Living in fast forward
I found out over the weekend that Amber descibes me as something between a snapping turtle and a pirana. Nice! Whatever is going inside this head of mine needs to stop. I don't want her to grow up and hate me or worse. On the other hand, I don't want her to think she can push me around. When I was with her father he did the disciplining and I was the push-over but that all changed when he left. I think I've done a pretty good job of being the tough but loving parent over the past 6 years. Lately though I've been down right crabby and I've been taking it out on her. It's not fair to her and I really need to be more patient when it comes to her demands. Sometimes she does things that make me mad but I'm the only that has control over my feelings and reactions. I should talk in a normal tone and explain, not scream and cuss my responses.
Yesterday after returning from the weekend with her friend I did really well. Even this morning when she didn't want to get up after her alarm had gone off many times, I simply said she needed to get up before we were late. She also didn't feel good this morning, she was complaining of a sore throat, I took her temperature (normal), looked at her throat (red and swollen) and gave her the option of going to school or staying home. She decided to go. Normally it might have gone something like this: Alarm goes off many times and I start yelling for her to get up or we're going to be f*cking late. Then she would've said she didn't feel good and I would've blamed it on her for staying up too late and not getting enough sleep this weekend. She would've started crying which would've made her feel worse and she would've gone to school mad at me and feeling like crap. I would've gone to work upset that I made her feel worse and sent her to school when she was too sick to be going. Instead, by me being an adult and being patient we gave each other a kiss on the cheek and went on with our day.

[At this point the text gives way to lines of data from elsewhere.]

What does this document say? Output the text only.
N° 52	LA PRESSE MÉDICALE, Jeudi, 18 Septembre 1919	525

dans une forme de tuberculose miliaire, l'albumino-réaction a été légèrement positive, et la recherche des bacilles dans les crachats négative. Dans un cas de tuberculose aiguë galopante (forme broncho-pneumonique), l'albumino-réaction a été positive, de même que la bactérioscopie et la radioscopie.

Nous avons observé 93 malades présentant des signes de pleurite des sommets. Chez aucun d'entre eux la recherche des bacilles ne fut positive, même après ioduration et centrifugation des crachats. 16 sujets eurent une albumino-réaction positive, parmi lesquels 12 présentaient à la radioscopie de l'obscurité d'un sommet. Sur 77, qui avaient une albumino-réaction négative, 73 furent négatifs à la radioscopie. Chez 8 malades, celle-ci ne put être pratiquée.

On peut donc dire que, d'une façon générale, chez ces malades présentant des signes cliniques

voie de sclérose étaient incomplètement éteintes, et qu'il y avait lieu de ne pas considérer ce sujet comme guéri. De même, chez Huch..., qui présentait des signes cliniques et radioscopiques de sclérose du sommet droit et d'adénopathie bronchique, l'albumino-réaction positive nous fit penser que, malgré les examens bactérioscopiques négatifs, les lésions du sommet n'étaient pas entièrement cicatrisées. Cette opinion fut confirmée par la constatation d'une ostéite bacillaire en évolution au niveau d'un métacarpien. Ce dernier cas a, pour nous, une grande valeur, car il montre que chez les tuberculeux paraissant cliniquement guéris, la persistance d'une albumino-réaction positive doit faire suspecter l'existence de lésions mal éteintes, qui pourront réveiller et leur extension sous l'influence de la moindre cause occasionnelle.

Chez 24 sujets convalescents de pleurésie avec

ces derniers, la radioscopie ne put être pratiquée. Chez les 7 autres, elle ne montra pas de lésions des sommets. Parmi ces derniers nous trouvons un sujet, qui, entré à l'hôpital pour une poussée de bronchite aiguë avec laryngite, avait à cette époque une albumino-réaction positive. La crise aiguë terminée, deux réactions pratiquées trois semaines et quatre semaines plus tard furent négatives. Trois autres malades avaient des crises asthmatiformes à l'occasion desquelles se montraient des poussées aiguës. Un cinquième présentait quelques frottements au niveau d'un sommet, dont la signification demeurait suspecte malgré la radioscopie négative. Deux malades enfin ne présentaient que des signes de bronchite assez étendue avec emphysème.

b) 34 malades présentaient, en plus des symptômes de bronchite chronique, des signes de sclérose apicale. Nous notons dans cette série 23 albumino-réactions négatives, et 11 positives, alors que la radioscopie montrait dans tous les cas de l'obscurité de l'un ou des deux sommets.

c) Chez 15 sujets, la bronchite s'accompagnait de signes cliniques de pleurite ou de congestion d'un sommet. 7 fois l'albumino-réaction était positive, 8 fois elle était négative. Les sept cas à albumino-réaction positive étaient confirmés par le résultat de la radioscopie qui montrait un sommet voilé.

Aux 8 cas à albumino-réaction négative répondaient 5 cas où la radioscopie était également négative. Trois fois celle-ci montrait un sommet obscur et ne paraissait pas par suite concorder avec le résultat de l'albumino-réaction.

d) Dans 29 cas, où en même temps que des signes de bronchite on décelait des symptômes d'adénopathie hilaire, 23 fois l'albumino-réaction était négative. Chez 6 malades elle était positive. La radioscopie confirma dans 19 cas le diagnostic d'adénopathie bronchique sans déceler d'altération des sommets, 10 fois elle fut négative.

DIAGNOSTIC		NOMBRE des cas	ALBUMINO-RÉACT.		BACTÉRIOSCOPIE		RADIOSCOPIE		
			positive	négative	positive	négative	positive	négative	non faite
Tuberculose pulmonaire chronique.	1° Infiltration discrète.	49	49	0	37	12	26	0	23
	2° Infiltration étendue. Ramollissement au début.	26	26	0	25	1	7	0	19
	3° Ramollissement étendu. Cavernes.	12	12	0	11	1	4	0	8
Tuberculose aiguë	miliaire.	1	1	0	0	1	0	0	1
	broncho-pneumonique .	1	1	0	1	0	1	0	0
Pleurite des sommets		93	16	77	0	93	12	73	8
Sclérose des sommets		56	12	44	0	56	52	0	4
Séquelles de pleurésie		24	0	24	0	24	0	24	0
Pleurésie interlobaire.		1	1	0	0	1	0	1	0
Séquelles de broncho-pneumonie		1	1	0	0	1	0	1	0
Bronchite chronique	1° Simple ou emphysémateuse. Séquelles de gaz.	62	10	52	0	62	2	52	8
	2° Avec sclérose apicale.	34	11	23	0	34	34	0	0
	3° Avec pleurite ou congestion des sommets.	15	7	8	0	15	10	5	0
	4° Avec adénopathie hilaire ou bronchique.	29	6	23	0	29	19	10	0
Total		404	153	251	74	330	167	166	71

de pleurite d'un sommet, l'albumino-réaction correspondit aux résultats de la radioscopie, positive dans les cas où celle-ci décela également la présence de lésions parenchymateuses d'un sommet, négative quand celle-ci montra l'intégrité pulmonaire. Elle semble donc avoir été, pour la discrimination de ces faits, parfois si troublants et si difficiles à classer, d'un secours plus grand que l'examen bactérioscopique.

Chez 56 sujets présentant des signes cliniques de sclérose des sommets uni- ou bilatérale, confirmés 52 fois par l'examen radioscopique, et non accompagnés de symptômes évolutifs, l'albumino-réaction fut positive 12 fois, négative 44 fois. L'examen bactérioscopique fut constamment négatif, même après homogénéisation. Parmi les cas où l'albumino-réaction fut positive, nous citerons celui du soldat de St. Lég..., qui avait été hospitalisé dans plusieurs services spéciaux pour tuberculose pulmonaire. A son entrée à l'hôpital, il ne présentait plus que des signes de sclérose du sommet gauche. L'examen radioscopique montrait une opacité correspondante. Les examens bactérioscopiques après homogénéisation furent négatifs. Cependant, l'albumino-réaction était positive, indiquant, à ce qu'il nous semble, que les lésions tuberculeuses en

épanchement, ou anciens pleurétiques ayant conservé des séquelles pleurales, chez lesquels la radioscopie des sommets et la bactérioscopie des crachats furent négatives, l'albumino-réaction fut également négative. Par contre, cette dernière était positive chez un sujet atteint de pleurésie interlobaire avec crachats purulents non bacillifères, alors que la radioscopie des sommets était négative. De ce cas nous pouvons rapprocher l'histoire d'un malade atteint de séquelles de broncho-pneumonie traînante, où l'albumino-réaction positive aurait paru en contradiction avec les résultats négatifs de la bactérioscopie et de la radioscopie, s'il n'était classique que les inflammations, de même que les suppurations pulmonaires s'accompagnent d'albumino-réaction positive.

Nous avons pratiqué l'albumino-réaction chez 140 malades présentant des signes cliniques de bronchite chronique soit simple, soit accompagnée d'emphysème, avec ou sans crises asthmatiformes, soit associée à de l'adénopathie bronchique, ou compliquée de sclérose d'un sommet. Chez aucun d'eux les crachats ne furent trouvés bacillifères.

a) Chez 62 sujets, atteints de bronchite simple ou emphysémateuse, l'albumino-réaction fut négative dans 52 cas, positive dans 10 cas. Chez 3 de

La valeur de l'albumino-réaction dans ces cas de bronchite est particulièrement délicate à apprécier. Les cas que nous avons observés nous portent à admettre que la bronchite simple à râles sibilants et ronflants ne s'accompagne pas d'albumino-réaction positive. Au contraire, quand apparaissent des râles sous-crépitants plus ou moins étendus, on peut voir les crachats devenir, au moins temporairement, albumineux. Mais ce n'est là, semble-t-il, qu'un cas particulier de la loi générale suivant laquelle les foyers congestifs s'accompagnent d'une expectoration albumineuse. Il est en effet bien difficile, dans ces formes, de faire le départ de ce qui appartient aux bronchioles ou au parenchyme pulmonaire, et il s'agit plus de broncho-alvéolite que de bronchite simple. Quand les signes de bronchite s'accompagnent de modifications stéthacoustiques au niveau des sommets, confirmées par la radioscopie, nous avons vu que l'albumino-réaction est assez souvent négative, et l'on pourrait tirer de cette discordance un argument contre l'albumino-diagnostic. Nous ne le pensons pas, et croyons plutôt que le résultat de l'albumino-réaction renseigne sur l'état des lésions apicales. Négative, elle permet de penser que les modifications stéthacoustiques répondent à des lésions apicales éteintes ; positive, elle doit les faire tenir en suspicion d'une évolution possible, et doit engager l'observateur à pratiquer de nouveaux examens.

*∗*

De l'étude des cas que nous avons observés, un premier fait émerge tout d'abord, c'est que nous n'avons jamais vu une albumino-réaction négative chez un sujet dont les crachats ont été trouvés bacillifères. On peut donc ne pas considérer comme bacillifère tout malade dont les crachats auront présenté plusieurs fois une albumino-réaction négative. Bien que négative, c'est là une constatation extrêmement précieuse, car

The next test will be going home and not letting the stresses of work flow into my home life. What I have to remember is I can leave work stress at work and it will still be waiting for me when I get back in the morning. I can't solve work problems at home anyway. Thank God I don't have to LIVE with my boss!
I'm not sure why I've been so crabby lately, there isn't anything I can pinpoint it on. It helped me extemely being outside on Saturday and working. I helped Steve drag brush from a tree he had cut down and we burned it. So even though it was cold, we had a huge bonfire to keep us warm, and I actually broke a sweat!! I get really tired of being pinned up inside 24/7. I'm definitely a summer person and this extreme cold wears on me. Also, if I can't pinpoint exactly what is wrong with me, it must be in my head. If I'm bothered about the few pounds I put on, I have two choices; 1. Lose weight or 2. Just be happy with myself. Very simple.
Everything is about choices and I can choose to be mad and pissed or I can choose to let it roll off my back and be happy. I decided I wanted the latter.